Apr 14, 2021 version files 5.06 MB
May 17, 2021 version files 16.14 MB

Abstract

The geographic distribution of biodiversity is central to understanding evolutionary biology. Paleogeographic and paleoclimatic histories often help to explain how biogeographic patterns unfold through time. However, such patterns are also influenced by a variety of other factors, such as lineage diversification, that may affect the probability of certain types of biogeographic events. The complex and well-known geologic and climatic history of Afro-Arabia, together with the extensive research on reptile systematics in the region, makes Afro-Arabian squamate communities an ideal system to investigate biogeographic patterns and their drivers. Here we reconstruct the phylogenetic relationships and the ancestral geographic distributions of several Afro-Arabian reptile clades (totaling 430 species) to estimate the number of dispersal, vicariance and range contraction events. We then compare the observed biogeographic history to a distribution of simulated biogeographic events based on the empirical phylogeny and the best-fit model.

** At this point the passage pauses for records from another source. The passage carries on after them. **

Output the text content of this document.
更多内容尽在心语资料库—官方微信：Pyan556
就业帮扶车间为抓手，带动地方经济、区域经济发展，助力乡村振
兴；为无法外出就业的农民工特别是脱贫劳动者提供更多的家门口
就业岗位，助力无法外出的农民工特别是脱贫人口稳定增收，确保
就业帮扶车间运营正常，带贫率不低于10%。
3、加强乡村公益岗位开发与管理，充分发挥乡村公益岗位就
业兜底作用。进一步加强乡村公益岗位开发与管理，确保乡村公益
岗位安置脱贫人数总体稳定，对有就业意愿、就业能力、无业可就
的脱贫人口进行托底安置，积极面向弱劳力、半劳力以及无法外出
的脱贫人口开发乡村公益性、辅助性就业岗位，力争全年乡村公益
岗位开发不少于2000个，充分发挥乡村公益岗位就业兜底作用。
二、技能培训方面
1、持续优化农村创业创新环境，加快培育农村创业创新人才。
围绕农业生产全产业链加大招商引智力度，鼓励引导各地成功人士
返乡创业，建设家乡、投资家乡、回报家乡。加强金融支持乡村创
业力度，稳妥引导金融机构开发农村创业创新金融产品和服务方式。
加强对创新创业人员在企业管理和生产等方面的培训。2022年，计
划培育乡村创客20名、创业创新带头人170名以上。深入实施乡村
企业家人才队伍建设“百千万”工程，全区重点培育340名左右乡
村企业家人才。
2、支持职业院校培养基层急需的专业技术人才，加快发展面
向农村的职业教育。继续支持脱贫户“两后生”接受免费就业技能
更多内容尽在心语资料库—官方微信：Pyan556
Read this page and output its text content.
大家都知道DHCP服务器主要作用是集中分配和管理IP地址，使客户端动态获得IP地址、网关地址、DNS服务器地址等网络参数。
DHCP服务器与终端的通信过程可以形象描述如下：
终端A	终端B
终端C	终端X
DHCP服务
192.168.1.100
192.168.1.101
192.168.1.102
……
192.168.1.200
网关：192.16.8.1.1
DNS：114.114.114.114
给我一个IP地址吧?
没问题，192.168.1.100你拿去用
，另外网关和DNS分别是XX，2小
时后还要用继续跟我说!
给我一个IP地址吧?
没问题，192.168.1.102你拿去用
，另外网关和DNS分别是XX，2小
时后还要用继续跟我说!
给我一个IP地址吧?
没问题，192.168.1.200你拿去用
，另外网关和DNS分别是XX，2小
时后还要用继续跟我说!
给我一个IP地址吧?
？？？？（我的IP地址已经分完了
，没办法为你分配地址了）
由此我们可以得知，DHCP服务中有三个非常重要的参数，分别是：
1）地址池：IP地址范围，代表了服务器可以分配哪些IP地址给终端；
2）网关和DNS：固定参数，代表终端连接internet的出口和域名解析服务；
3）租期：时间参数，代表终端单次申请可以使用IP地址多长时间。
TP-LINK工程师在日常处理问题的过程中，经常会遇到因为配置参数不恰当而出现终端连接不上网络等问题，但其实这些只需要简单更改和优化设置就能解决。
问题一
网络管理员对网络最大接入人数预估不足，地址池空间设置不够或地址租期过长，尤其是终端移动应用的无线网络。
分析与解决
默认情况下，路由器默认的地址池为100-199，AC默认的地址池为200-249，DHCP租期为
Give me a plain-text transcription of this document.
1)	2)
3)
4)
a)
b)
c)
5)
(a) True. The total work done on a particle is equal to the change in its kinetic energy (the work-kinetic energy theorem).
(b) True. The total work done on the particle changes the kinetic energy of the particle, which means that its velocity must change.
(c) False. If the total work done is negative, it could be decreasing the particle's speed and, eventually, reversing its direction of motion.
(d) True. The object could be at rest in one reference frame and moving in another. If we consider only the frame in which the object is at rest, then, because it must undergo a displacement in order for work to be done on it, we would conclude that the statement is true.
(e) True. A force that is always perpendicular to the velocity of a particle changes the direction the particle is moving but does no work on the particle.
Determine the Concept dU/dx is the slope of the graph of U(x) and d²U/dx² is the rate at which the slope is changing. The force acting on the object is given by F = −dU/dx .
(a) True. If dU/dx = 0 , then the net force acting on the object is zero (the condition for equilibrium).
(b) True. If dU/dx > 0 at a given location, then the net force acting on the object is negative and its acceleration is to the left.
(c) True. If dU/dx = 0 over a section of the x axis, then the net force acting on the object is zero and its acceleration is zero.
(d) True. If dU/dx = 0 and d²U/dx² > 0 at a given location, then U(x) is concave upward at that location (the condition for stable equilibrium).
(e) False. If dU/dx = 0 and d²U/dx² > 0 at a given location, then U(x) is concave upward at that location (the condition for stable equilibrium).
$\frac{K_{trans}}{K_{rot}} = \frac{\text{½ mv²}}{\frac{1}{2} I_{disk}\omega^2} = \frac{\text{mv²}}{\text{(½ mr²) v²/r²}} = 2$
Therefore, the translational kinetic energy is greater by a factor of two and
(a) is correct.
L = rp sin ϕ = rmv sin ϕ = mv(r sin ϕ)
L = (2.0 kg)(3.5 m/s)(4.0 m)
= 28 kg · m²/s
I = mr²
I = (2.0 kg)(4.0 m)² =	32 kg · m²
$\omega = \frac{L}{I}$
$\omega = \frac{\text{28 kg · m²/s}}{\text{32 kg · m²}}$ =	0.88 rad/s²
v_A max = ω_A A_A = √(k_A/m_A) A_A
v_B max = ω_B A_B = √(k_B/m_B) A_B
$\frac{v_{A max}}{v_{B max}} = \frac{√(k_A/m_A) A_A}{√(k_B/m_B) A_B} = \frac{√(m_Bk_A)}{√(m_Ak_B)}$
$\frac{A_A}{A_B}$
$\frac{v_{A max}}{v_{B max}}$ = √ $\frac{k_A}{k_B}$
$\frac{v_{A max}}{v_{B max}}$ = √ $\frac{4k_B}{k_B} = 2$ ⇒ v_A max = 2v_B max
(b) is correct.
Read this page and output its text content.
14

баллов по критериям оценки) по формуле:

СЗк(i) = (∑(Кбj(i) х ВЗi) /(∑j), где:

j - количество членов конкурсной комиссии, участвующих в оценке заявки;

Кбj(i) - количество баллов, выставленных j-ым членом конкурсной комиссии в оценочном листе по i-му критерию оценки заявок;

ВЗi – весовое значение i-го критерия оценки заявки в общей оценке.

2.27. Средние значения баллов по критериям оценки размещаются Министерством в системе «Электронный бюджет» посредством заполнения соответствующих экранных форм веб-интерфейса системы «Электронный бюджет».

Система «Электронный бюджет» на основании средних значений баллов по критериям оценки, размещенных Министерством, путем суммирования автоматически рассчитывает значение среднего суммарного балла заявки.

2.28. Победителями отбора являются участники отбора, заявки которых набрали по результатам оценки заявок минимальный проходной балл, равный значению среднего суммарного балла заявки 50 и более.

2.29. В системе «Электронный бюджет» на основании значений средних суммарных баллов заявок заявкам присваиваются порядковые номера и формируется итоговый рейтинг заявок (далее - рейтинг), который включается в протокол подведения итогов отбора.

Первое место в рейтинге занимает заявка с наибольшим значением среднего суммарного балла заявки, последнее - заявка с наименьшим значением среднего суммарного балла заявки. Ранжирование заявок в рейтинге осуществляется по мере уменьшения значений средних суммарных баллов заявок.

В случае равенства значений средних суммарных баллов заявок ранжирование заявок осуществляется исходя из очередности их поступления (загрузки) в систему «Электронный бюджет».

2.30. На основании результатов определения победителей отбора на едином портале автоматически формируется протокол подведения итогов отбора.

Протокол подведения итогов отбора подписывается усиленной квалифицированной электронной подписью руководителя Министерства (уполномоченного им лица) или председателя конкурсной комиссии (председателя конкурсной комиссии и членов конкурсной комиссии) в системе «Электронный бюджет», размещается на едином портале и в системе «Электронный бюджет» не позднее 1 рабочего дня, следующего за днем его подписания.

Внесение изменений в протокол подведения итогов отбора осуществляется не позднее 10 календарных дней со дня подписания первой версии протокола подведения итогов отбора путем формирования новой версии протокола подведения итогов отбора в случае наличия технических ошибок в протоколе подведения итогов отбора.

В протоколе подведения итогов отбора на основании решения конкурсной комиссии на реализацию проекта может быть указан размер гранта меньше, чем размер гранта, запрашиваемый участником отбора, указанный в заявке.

This allows us to identify periods in the past where the observed biogeographic history was likely shaped by forces beyond the ones included in the model. We find an increase in vicariance following the Oligocene, most likely caused by the fragmentation of the Afro-Arabian plate. In contrast, we did not find differences between observed and expected dispersal and range contraction levels. This is consistent with diversification enhanced by environmental processes and with the establishment of a dispersal corridor connecting Africa, Arabia and Eurasia since the middle Miocene. Finally, here we show that our novel approach is useful to pinpoint events in the evolutionary history of lineages that might reflect external forces not predicted by the underlying biogeographic model.